Secretary Gates’ book ignites another Washington debate

Advance reviews of former Defense Secretary Robert M. Gates’ book has Washington talking about public policy and the people who make it, including some pointed words about the Obama administration and harsher comments about Congress.

Robert M. Gates

Robert M. Gates

Gates appears at the National Constitution Center on January 17 at a public event to promote the book, in an event we will also broadcast live on the Internet.

Link: Info about attending the event

Gates, who is also a past recipient of the Liberty Medal, will take questions and talk about the book, “Duty: Memoirs of a Secretary at War,” amid a sea of publicity surrounding comments that include candid talk about his time in Washington.

The book doesn’t go on sale until next week, but reviews in The Washington Post and The New York Times—and the reaction to them—dominated the political discussion on Wednesday.

So until the public has a chance to read the full book, the debate is centering on the reviews, some excerpts and comments by Gates in an editorial.

In his appearance here, the former head of the Pentagon will discuss how he juggled multiple wars abroad as well as the political realities at home. His talk also will focus on the wars in Iraq and Afghanistan, national security, “Don’t Ask, Don’t Tell,” and the mission to capture and kill Osama Bin Laden.

He became the 22nd Secretary of Defense in 2006, and Gates was the only Defense Secretary in U.S. history to be asked to remain in that office by a newly elected President.

His bipartisan record included serving eight presidents after joining the Central Intelligence Agency in 1966. Gates spent nearly 27 years as an intelligence professional, and was the only career officer in CIA’s history to rise from entry-level employee to Director.

With that bipartisan record, Gates’ public thoughts and contents usually get attention.

A review from The New York Times’ Thom Shanker focuses on Gates’ accounts of disagreements over policy in Afghanistan.

Greg Jaffe’s review for the Washington Post also covers some other major issues that Gates discusses, including his conflicts with a Congress he calls “hypocritical and obtuse,” but it also mostly focuses on Afghanistan.

Gates himself elaborated on some of these points in a Wall Street Journal editorial on Tuesday, in an essay adapted from the book.

He openly talks about his disagreements with the White House over policy issues and concerns about domestic policy influencing foreign policy. But his harshest words are for Congress, and not the Executive Branch.

“Such difficulties within the executive branch were nothing compared with the pain of dealing with Congress,” says Gates.

“Congress is best viewed from a distance—the farther the better—because up close, it is truly ugly. I saw most of Congress as uncivil, incompetent at fulfilling their basic constitutional responsibilities (such as timely appropriations), micromanagerial, parochial, hypocritical, egotistical, thin-skinned and prone to put self (and re-election) before country.”

He was also dismayed by the tone of congressional hearings.

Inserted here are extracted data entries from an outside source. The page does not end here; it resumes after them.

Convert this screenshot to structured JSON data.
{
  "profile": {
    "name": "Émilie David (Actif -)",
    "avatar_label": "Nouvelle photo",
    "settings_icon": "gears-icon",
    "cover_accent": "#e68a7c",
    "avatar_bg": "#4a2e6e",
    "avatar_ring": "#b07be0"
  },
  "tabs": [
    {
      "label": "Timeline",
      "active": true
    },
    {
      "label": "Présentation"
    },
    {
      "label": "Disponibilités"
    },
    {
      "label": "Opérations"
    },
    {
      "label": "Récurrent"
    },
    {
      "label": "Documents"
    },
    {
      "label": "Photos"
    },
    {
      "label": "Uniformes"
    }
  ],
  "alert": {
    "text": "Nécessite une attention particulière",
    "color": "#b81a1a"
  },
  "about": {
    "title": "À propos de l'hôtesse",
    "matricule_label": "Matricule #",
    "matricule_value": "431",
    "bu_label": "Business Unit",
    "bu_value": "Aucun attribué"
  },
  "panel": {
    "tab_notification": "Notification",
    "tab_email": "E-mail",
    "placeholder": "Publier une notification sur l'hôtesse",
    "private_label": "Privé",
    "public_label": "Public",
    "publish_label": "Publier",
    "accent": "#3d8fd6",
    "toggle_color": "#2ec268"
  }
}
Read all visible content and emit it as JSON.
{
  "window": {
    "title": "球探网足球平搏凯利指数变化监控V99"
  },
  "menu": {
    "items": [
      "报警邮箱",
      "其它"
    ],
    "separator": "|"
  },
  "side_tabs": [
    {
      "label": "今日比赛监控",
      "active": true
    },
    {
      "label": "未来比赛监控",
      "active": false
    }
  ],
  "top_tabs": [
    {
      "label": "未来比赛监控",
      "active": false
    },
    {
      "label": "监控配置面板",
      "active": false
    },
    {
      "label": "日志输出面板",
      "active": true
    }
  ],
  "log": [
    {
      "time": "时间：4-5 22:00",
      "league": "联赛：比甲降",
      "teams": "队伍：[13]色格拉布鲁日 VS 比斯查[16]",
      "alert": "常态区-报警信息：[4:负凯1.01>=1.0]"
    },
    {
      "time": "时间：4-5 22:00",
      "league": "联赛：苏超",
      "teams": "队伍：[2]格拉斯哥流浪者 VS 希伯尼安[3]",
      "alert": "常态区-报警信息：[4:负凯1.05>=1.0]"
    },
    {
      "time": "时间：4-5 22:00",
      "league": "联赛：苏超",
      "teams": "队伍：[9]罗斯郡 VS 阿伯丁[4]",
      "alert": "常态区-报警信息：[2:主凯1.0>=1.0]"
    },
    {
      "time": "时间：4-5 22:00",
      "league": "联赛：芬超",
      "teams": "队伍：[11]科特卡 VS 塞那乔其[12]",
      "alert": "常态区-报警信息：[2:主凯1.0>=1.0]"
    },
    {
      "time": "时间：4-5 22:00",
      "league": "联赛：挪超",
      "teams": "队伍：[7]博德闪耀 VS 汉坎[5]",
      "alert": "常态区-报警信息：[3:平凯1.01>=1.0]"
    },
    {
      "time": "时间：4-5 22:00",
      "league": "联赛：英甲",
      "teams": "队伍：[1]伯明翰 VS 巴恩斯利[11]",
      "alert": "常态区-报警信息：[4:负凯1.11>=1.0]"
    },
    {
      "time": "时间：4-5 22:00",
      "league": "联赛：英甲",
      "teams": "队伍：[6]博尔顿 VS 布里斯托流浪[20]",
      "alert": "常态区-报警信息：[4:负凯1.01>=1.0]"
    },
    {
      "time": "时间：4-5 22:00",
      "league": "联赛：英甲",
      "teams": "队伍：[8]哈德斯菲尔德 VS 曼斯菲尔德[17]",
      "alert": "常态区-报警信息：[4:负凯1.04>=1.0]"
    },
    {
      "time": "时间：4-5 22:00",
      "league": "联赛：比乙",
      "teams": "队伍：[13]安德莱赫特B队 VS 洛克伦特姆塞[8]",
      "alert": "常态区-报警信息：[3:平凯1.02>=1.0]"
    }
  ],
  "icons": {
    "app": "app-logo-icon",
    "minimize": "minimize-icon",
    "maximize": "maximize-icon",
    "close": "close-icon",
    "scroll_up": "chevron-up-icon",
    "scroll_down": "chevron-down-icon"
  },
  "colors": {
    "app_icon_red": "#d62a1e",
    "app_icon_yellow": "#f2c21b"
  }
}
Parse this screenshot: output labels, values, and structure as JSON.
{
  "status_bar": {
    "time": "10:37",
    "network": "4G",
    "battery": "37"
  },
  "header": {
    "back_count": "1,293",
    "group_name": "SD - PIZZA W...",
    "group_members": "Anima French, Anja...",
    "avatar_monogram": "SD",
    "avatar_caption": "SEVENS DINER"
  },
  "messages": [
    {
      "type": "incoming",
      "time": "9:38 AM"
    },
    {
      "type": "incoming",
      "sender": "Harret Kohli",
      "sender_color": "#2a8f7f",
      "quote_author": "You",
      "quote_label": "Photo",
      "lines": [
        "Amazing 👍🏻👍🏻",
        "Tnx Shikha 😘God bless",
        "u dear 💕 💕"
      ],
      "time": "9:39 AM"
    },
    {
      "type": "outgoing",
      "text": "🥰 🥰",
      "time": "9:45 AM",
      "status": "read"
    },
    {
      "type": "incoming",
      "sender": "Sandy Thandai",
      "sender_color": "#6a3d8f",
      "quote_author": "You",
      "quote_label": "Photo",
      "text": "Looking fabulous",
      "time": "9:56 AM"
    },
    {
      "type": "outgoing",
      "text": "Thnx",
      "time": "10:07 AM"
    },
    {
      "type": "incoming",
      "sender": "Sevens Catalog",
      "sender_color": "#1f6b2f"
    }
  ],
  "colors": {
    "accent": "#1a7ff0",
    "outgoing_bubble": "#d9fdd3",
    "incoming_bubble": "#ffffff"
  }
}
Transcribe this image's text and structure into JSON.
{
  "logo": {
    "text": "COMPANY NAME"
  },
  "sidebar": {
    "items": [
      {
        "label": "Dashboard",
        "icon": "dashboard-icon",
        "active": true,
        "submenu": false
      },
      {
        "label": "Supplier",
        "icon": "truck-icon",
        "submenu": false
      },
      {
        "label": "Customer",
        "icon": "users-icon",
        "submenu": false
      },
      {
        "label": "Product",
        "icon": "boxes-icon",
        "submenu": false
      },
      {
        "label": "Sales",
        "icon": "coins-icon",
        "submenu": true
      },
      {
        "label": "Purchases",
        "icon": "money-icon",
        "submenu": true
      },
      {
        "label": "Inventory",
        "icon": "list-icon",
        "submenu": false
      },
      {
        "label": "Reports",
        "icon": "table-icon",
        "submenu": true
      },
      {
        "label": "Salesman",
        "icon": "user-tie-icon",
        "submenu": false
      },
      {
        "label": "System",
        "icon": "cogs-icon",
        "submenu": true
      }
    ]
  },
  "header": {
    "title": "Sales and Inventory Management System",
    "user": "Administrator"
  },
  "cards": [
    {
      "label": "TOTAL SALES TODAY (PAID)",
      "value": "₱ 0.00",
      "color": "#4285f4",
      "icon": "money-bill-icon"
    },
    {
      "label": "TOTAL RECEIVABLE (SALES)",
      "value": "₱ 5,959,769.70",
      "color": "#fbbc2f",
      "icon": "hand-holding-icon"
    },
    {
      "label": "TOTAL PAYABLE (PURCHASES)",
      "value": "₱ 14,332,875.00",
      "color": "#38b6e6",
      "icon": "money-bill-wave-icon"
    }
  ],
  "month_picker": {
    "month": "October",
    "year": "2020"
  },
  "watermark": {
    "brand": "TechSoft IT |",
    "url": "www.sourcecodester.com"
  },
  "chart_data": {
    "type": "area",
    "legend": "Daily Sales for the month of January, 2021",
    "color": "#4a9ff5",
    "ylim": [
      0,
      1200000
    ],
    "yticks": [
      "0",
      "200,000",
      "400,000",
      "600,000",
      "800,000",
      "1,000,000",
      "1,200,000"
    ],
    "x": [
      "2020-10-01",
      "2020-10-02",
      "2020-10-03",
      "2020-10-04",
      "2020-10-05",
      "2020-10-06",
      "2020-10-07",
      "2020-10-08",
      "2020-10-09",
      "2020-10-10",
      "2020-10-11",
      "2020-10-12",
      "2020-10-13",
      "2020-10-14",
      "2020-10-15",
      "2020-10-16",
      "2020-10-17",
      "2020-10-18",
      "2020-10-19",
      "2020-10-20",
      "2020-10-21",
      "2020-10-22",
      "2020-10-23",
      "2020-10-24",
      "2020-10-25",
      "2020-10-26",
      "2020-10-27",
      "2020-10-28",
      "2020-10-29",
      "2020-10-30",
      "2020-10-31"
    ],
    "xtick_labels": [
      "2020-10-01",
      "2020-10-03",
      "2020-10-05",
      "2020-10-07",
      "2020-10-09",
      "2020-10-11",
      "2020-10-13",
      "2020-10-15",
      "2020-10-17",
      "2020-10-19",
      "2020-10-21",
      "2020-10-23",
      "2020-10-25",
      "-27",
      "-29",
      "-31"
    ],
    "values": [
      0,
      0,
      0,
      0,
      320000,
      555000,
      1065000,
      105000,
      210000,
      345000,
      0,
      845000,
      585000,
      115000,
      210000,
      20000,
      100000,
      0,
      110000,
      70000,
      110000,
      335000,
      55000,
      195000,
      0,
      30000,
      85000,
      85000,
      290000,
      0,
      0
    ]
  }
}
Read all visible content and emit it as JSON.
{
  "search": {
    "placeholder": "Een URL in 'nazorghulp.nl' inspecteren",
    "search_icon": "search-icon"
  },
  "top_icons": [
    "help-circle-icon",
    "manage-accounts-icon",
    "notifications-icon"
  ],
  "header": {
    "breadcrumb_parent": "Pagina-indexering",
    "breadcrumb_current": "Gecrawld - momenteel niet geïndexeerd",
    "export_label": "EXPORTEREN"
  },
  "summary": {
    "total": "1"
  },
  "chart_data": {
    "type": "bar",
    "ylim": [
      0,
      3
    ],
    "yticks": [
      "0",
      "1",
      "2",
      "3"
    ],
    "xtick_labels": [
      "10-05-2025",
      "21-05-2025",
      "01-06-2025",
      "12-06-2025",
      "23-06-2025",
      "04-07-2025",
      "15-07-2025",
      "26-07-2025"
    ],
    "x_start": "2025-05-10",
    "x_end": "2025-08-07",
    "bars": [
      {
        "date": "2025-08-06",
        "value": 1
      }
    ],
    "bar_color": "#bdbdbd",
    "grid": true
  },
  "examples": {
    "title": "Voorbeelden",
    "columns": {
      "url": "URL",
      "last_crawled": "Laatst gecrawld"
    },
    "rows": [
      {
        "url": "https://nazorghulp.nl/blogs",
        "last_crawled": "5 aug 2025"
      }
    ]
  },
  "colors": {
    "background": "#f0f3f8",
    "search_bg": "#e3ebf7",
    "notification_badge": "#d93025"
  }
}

“It was as though most members were in a permanent state of outrage or suffered from some sort of mental duress that warranted confinement or at least treatment for anger management,” Gates said.

Also lost in the publicity over the Obama comments is Gates’ constant devotion and respect for the military.

“For too many people—including defense ‘experts,’ members of Congress, executive branch officials and ordinary citizens—war has become a kind of videogame or action movie: bloodless, painless and odorless. But my years at the Pentagon left me even more skeptical of systems analysis, computer models, game theories or doctrines that suggest that war is anything other than tragic, inefficient and uncertain,” he said in the Journal editorial.